WALL STREET’S DOWNTURN SHOULD WEIGHT MARKETS IN EUROPE
by Laetitia Volga
PARIS (Reuters) – The main European stock markets are expected to fall on Thursday at the opening in the wake of Wall Street where the still high figures for US inflation did not reassure investors about the monetary tightening of the Federal Reserve.
The first indications available indicate a decline of 2.24% for the CAC 40 in Paris and for the Dax in Frankfurt, 1.44% for the FTSE in London and 2.46% for the EuroStoxx 50.
European stock markets, after hesitating, ended in the green on Wednesday but the negative close on Wall Street should lead investors to reconsider their interpretations of inflation figures in the United States.
The rise in consumer prices in the United States certainly slowed down last month, but not as much as expected and their annual rise remains high at 8.3%. The “core CPI” index, which excludes energy and food, even accelerated with a rise of 0.6% over one month after +0.3% in March.
These contrasting data should not allow the Federal Reserve to revise downwards the pace of the ongoing tightening of its monetary policy, analysts believe.
“We’re now well on our way to at least two 50 basis point rate hikes. For equity markets, it’s really the end of free money,” said Damian Rooney at brokerage Argonaut.

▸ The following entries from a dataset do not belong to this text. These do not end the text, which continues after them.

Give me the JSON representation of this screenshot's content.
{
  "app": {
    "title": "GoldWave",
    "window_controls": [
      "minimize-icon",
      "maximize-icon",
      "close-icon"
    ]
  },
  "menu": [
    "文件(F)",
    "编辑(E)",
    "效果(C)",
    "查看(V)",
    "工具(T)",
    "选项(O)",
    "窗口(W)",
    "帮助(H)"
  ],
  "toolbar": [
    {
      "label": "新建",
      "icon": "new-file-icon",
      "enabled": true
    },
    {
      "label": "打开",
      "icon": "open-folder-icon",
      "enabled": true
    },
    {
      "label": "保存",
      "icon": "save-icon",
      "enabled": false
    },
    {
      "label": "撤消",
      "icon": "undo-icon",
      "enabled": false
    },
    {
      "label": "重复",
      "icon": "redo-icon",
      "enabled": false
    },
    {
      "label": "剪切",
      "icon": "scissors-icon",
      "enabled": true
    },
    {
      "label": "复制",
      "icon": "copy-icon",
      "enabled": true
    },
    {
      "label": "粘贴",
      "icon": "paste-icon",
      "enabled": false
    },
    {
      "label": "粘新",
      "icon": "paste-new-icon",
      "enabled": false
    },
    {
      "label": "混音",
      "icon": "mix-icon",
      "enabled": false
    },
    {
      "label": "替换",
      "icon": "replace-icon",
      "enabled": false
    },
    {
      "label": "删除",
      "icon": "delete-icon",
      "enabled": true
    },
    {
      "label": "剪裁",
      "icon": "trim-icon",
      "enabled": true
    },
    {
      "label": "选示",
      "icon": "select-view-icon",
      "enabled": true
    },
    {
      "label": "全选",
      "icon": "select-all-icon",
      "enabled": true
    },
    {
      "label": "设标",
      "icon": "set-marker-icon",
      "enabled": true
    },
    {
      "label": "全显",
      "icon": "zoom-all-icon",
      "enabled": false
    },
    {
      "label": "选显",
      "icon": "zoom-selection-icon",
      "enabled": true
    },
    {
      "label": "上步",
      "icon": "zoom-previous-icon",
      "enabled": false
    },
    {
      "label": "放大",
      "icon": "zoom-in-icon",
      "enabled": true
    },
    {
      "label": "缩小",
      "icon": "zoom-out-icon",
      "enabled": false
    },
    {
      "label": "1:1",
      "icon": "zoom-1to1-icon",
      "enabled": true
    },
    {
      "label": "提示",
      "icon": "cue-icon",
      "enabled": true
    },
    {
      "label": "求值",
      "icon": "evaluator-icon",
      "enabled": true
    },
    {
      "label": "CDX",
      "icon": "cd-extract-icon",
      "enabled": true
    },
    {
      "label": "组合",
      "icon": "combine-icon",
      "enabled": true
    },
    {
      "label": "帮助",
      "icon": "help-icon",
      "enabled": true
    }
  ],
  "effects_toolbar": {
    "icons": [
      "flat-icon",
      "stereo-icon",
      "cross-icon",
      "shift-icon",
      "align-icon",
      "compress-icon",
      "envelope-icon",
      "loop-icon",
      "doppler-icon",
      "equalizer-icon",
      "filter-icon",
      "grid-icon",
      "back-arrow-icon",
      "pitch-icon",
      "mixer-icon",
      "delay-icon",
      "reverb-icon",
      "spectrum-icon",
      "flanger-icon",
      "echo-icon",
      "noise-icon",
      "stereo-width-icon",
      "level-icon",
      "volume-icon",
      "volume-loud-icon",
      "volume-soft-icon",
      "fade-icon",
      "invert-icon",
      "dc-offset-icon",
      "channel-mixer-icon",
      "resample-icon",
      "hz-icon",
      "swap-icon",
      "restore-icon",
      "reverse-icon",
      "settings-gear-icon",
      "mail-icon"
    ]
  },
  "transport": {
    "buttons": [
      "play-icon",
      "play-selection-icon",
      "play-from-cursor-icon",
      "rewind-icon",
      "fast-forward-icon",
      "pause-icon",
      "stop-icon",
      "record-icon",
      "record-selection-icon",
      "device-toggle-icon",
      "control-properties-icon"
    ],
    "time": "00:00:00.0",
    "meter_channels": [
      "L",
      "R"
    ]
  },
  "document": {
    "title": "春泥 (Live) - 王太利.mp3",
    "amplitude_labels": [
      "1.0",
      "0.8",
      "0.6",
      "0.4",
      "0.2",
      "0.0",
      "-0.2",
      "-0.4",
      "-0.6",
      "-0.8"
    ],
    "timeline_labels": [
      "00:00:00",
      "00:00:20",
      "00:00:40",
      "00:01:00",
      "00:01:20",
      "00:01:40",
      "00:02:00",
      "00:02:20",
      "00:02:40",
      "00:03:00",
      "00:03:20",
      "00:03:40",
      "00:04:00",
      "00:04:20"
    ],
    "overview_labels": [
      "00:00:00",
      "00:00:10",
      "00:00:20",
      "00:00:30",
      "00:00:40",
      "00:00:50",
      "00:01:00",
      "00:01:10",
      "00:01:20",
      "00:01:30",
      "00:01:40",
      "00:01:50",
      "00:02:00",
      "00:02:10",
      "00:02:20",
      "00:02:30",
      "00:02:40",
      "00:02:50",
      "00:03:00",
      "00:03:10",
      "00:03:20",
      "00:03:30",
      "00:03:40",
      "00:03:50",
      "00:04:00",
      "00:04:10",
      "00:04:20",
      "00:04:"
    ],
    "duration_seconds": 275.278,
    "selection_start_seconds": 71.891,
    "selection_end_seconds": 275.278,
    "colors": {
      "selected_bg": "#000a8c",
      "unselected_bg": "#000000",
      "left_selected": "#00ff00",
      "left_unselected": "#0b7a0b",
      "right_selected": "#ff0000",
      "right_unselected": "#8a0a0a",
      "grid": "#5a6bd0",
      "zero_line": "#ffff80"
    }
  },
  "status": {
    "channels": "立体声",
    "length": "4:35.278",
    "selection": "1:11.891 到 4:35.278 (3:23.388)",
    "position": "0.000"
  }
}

The publication at 12:30 GMT of producer prices in the United States should also fuel the debate around American monetary policy.
VALUES TO FOLLOW:
AT WALL STREET
On the New York Stock Exchange, the Dow Jones index fell 1.02% to 31,834.11 points on Wednesday, the S&P-500 lost 1.65% to 3,935.18 points and the Nasdaq Composite fell 3, 18% to 11,364.24 points.
The S&P-500 is now down 18% from its closing record on January 3. The Dow Jones recorded its fifth consecutive session in the red, an unprecedented series since mid-February.
Apple stock fell 5.2%, the top contributor to the Nasdaq and S&P-500 declines. It cedes the place of first market capitalization in the world to Saudi Aramco, the oil giant, which benefited from the surge in crude prices, posting a capitalization of approximately 2.426 billion dollars and Apple of 2.371 billion.
Futures contracts suggest a stable open on Wall Street for now.
In the wake of Wall Street, the Nikkei yields 1.4% in Tokyo.
In stocks, automaker Toyota lost 0.65% after saying it expected a decline in its annual profit due to soaring raw material costs.
In China, the Shanghai Stock Exchange composite index advanced 0.14% and the large cap CSI 300 was little changed at -0.05%.
The yield on ten-year Treasuries fell slightly to 2.8913% after hitting a two-week low earlier at 2.862%.
It thus continues its fourth consecutive session of decline, which could indicate that investors “are less worried about inflation than a slowdown in the economy in general,” said Michael Hewson at CMC Markets.
The dollar index, which measures the variations of the note against a basket of currencies, gained 0.19%, close to a 20-year peak, after the inflation figures in the United States.
The euro is changing little against the greenback, at 1.051 dollars.
Oil prices are falling again due to economic concerns and fears of recession.
Brent lost 1.4% to 106 dollars a barrel and US light crude (West Texas Intermediate, WTI) fell 1.49% to 104.13 dollars.